Excited or what! He rang me every morning for a week to tell me that he was bringing my favourite bottle of bubbles (tragically, at the age of 19 it was Asti Riccadonna, don't hate me). He rang every afternoon for a week to tell me mum was making a lasagne to bring (tragically, at the age of 19, I couldn't cook and mum had to supply the food, don't hate me).

It's only dinner dad, I would placate, not an audience with Oprah.

Dads are also very good at being protective of their daughters. Sons don't bother them so much.

At the tender age of 16, my brother did not come home for two nights following a win in his soccer grand final. Now, this is 1979 in the Pre-Mobile Phone Era. Was dad worried?

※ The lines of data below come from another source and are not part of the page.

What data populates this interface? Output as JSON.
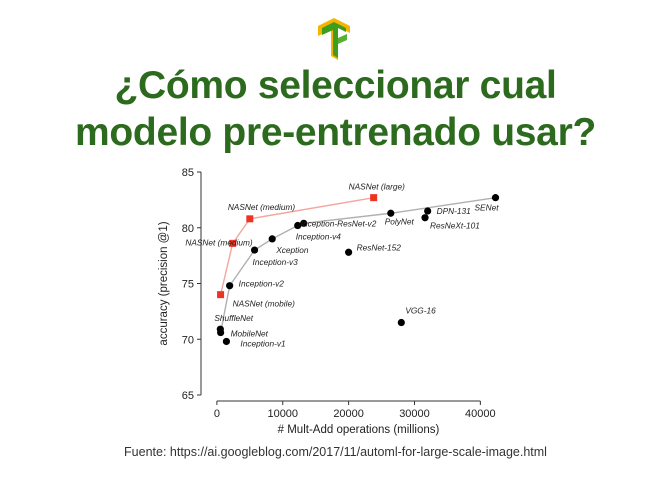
{
  "slide": {
    "title_line1": "¿Cómo seleccionar cual",
    "title_line2": "modelo pre-entrenado usar?",
    "source": "Fuente: https://ai.googleblog.com/2017/11/automl-for-large-scale-image.html",
    "logo_icon": "tensorflow-logo-icon",
    "title_color": "#2c6a1e"
  },
  "chart_data": {
    "type": "scatter",
    "xlabel": "# Mult-Add operations (millions)",
    "ylabel": "accuracy (precision @1)",
    "xlim": [
      -1500,
      44500
    ],
    "ylim": [
      65,
      85
    ],
    "xticks": [
      0,
      10000,
      20000,
      30000,
      40000
    ],
    "yticks": [
      65,
      70,
      75,
      80,
      85
    ],
    "grid": false,
    "series": [
      {
        "name": "",
        "marker": "circle",
        "color": "#000000",
        "points": [
          {
            "label": "ShuffleNet",
            "x": 524,
            "y": 70.9
          },
          {
            "label": "MobileNet",
            "x": 569,
            "y": 70.6
          },
          {
            "label": "Inception-v1",
            "x": 1448,
            "y": 69.8
          },
          {
            "label": "Inception-v2",
            "x": 1940,
            "y": 74.8
          },
          {
            "label": "Inception-v3",
            "x": 5720,
            "y": 78.0
          },
          {
            "label": "Xception",
            "x": 8400,
            "y": 79.0
          },
          {
            "label": "Inception-v4",
            "x": 12270,
            "y": 80.2
          },
          {
            "label": "Inception-ResNet-v2",
            "x": 13180,
            "y": 80.4
          },
          {
            "label": "ResNet-152",
            "x": 20000,
            "y": 77.8
          },
          {
            "label": "VGG-16",
            "x": 28000,
            "y": 71.5
          },
          {
            "label": "PolyNet",
            "x": 26400,
            "y": 81.3
          },
          {
            "label": "ResNeXt-101",
            "x": 31600,
            "y": 80.9
          },
          {
            "label": "DPN-131",
            "x": 32000,
            "y": 81.5
          },
          {
            "label": "SENet",
            "x": 42300,
            "y": 82.7
          }
        ]
      },
      {
        "name": "",
        "marker": "square",
        "color": "#ee3322",
        "points": [
          {
            "label": "NASNet (mobile)",
            "x": 564,
            "y": 74.0
          },
          {
            "label": "NASNet (medium)",
            "x": 2400,
            "y": 78.6
          },
          {
            "label": "NASNet (medium)",
            "x": 5000,
            "y": 80.8
          },
          {
            "label": "NASNet (large)",
            "x": 23800,
            "y": 82.7
          }
        ]
      }
    ],
    "frontier_black": [
      [
        564,
        70.6
      ],
      [
        1940,
        74.8
      ],
      [
        5720,
        78.0
      ],
      [
        8400,
        79.0
      ],
      [
        12270,
        80.2
      ],
      [
        13180,
        80.4
      ],
      [
        26400,
        81.3
      ],
      [
        42300,
        82.7
      ]
    ],
    "frontier_red": [
      [
        564,
        74.0
      ],
      [
        2400,
        78.6
      ],
      [
        5000,
        80.8
      ],
      [
        23800,
        82.7
      ]
    ],
    "frontier_black_color": "#b0b0b0",
    "frontier_red_color": "#f4a59c"
  }
}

But when I went to my school dances, dad would unashamedly walk into the hall 15 minutes before finishing time and come looking for me. Once, I was doing something naughty like having a fag in the loo or pashing a boy under a table, and heard my dad's voice over the speaker, "Bronwyn, this is your father, come home with me now please."

I would rather have been at work and heard Osama bin Laden's voice on the PA system saying, "This is your building security manager speaking."

Dads have patience. In the swimming pool, my father would stand astride about two metres from the pool edge for seemingly hours, so his three children in military order could dive in and swim between his legs.

I tried it once with my daughter when she was about six. I grew bored by the third dive even though I was holding my wine, and had to get her father to relieve me. Of course, as he was a dad, he was fittingly capable of remaining in that position all afternoon or until our young princess grew weary - whichever came first.

In my defence, I brought him a beer and the cricket score.

They also have a touch of Captain Obvious. One time dad rang me when I was in my doctor's waiting room. After telling him where I was he replied "so are you waiting to see the doctor?" Or when I hand him a cup of tea he says "is that for me?"

"No dad, it's for the guy next door. He sells vacuum cleaners for a living, listens to AM and is completely hairless but I'm attracted to him.

"Of course it's bloody well for you! "

Save the earth. Not only is it the only planet with chocolate, it's the only planet with dads.